Name mystery from Nancy's blog
Alright, Nancy's fantastic name blog sometimes draws attention to naming mysteries and usually she provides immensely satisfying resolutions, but in this particular case, I'm left totally intrigued and wanting to tap into the excellent hive mind we have here. It's been slow, right, and you are looking for a distraction in our post-Deneen era?
The name is Caster (http://www.nancy.cc/2017/04/10/mystery-monday-baby-name-caster/), which shows up with a very high debut in 1953 and then trails off.

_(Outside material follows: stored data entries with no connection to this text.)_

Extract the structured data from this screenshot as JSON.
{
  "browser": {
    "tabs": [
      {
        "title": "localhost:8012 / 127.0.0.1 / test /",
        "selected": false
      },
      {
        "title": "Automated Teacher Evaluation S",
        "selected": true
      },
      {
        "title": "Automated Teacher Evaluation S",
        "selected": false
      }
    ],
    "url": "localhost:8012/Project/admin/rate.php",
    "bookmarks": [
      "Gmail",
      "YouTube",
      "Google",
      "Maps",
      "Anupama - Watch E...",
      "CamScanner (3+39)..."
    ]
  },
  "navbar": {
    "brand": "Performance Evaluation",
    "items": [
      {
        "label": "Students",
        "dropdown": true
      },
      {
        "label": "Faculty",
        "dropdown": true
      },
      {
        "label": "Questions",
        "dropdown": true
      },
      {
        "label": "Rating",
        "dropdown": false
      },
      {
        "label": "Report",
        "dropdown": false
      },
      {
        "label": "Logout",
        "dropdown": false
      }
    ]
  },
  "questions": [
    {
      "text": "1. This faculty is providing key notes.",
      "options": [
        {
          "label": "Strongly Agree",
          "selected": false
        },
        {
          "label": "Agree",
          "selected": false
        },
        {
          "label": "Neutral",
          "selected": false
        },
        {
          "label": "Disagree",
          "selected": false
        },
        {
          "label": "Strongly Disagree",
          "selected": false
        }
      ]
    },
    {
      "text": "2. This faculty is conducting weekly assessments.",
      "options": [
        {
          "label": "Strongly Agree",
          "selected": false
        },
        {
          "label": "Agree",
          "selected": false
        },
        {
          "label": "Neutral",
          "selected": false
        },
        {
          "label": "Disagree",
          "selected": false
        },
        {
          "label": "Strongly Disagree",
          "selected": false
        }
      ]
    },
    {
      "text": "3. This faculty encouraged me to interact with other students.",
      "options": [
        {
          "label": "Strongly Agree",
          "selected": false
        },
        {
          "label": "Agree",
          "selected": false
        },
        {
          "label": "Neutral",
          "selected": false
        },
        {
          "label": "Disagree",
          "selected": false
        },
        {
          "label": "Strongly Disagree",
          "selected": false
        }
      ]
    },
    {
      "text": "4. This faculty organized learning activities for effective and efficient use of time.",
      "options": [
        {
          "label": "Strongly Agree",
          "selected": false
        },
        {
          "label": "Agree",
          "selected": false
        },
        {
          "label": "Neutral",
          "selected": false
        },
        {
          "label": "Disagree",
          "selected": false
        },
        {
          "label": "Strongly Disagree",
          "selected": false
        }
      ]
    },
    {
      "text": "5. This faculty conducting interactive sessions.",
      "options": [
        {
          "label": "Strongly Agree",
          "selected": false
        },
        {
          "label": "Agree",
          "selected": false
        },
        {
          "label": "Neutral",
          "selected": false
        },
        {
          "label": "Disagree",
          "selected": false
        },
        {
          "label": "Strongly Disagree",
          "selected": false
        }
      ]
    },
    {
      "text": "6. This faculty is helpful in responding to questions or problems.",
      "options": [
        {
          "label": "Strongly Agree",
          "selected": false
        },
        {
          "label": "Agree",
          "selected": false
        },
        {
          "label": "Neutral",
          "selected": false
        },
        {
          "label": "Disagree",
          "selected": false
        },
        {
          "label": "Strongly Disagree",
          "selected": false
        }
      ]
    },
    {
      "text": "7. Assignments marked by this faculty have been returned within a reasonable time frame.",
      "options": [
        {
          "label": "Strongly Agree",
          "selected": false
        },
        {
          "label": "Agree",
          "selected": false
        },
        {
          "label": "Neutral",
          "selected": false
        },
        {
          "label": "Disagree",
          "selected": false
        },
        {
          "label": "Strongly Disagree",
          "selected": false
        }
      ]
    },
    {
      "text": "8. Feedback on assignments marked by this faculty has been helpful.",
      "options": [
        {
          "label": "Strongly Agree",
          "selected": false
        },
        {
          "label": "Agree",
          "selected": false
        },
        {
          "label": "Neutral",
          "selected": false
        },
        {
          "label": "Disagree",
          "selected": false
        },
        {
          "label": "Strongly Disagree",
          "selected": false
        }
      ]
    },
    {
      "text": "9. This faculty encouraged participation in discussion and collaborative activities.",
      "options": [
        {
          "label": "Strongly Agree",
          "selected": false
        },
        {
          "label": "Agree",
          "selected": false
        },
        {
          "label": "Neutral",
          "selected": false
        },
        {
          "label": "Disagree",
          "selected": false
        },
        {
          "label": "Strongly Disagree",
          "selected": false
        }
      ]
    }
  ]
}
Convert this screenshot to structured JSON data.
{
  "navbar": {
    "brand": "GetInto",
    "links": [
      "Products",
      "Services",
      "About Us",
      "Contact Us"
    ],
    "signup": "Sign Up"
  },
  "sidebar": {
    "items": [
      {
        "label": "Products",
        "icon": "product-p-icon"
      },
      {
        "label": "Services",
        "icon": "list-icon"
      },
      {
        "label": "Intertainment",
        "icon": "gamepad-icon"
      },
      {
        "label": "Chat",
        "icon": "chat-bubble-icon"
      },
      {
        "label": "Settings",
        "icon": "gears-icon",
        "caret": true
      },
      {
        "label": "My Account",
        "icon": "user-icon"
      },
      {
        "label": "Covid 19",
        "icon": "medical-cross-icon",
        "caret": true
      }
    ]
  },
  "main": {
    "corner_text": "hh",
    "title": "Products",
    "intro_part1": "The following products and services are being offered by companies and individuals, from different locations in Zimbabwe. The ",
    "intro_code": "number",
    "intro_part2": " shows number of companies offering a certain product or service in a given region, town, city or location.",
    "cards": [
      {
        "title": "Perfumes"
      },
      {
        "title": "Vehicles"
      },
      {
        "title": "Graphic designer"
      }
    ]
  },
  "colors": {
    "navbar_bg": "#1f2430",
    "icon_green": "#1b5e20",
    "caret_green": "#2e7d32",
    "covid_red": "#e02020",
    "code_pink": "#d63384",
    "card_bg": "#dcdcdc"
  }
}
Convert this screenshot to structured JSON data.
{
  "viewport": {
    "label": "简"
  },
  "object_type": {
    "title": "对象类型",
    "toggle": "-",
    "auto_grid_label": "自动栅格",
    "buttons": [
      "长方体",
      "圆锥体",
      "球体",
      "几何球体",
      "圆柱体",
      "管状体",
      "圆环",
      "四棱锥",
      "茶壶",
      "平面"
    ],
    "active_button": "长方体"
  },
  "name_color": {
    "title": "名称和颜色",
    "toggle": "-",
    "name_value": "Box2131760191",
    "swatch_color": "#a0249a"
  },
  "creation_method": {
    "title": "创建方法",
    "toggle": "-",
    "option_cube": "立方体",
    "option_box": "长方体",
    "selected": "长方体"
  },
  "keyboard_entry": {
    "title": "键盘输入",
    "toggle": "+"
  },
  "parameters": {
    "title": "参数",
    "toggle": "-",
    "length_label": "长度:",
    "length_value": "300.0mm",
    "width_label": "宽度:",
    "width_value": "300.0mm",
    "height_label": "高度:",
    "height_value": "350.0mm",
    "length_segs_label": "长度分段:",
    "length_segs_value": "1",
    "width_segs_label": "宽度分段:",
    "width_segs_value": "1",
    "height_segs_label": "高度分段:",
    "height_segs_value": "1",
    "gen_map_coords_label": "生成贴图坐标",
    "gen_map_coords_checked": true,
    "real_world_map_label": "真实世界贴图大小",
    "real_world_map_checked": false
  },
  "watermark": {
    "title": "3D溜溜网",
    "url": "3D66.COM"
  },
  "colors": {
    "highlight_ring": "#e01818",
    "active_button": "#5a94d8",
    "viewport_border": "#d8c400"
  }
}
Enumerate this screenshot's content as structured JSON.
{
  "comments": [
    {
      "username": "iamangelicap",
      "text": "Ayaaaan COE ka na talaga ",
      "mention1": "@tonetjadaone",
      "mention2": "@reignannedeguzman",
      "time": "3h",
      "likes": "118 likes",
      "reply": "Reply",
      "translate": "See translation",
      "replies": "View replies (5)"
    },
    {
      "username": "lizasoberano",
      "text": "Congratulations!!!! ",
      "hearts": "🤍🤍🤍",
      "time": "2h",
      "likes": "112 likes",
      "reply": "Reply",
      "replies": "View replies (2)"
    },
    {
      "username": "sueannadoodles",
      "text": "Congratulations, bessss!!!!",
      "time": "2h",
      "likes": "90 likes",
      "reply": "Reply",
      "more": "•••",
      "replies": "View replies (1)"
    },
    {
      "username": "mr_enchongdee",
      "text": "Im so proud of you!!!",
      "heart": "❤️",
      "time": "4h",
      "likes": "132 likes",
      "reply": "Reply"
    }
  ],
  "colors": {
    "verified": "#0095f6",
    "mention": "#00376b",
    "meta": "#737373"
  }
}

"Caster doesn’t seem to be a variant of some other name (like Casper, or Lancaster). So I’m assuming this usage corresponds to someone named Caster — either real or fictional — who was in the public eye for several years in a row.
The tricky thing is, of course, that any online search for the name “Caster” turns up all sorts of extraneous stuff — fishing, furniture, music (stratocaster), sports (sportscaster), and so forth.
Still, I was able to track down a few clues.
Records suggest that the majority of these 1950s Casters had middle names that started with D. Here’s a Caster D. born in 1953, and another Caster D. born in 1957.
And every single D-middle I tracked down included the letter L and/or the letter R. Some examples: Dell, Derrell, Derrel, Derriel, Daryl, Deryl, Derald, Derra, Doria, and Doral. A handful of people even had combination names like Casterdale or Casterdell (b. 1953).
Finally, it looks like most of the people named Caster D. were born in the South.
Do you have any idea where the name Caster might have come from?"
The fact that there are combination names with D/l/r middles makes me particularly intrigued. Is it a heard-aloud phenomenon? Are the D/l/r middle names homaging a surname? Does anyone want to showcase their google skills or their excellent pop culture recall? Help a name puzzler out, please!